Details
-
Bug
-
Status: Closed
-
Minor
-
Resolution: Fixed
-
1.6.0
-
None
Description
I trained the SentenceModel with a german korpus and wondered about the results for the following input (a mark indicates the expected split):
"I am hungry.Ich bin Mr. Bean.Ein guter Satz."
^ ^
The result was 3 sentences. Good, but the split was not at the eosChar. It was after the token with the eosChar: "I am hungry.Ich" , "bin Mr. Bean.Ein", ...

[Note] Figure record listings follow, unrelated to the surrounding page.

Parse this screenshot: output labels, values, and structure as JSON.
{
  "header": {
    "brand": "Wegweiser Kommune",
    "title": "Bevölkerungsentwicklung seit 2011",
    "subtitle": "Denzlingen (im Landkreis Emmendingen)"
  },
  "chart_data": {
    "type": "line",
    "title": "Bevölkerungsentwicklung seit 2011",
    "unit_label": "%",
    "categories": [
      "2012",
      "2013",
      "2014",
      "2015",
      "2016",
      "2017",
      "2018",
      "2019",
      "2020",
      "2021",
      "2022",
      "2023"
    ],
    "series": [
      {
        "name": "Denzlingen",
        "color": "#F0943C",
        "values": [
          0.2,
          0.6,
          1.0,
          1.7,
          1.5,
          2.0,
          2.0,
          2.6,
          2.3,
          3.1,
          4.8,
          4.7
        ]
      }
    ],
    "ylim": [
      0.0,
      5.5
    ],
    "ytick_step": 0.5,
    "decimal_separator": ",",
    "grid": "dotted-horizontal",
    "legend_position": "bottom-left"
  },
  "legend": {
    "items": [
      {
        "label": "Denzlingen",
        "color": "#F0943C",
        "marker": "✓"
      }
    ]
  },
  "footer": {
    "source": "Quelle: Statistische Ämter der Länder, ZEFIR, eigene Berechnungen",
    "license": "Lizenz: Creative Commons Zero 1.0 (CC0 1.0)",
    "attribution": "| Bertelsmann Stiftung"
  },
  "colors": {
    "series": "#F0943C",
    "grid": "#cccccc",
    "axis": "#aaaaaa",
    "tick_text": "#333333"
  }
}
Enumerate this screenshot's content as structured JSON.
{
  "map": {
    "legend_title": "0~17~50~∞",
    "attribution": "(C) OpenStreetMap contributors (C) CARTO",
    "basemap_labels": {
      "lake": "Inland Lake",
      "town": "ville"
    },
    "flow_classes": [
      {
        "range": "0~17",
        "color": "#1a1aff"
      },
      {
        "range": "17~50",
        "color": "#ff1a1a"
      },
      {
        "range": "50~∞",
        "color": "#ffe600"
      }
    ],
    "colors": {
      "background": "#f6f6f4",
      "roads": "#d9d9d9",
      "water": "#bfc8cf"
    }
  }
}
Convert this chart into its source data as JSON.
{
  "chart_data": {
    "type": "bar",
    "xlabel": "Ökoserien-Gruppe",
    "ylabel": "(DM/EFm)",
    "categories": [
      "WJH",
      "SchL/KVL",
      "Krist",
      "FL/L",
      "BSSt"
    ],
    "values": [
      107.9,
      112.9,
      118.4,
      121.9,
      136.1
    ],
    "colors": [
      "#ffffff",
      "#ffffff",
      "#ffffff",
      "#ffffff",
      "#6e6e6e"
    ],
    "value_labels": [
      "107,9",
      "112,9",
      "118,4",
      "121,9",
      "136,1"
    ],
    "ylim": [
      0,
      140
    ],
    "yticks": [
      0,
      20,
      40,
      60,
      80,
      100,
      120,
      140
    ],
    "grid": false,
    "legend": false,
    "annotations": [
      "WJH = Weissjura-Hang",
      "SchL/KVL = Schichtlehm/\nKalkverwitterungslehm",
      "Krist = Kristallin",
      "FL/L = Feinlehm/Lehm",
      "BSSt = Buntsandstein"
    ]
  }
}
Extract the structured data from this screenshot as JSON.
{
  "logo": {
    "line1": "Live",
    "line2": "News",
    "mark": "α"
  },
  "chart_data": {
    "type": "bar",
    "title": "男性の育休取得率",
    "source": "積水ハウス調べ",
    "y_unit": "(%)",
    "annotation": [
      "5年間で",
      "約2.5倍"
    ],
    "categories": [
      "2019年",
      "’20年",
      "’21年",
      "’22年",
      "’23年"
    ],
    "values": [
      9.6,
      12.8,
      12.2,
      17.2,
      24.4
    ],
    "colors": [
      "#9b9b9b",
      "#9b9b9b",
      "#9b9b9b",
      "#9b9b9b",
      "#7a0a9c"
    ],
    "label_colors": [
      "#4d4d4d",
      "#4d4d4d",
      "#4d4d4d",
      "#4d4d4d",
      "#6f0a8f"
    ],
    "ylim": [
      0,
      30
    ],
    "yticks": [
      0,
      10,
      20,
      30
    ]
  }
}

After some debugging I found out that I have to set useTokenEnd=false in the SentenceDetectorFactory-ctor.
And then I found a little bug in SentenceDetectorME when the span is calculated:
public Span[] sentPosDetect(String s) { ... if (bestOutcome.equals(SPLIT) && isAcceptableBreak(s, index, cint)) { if (index != cint) { if (useTokenEnd) { positions.add(getFirstNonWS(s, getFirstWS(s,cint + 1))); } else { positions.add(getFirstNonWS(s,cint)); // this should be positions.add(getFirstNonWS(s,cint + 1)); } sentProbs.add(probs[model.getIndex(bestOutcome)]); } index = cint + 1; } ...
This change has only impact on models with useTokenEnd=false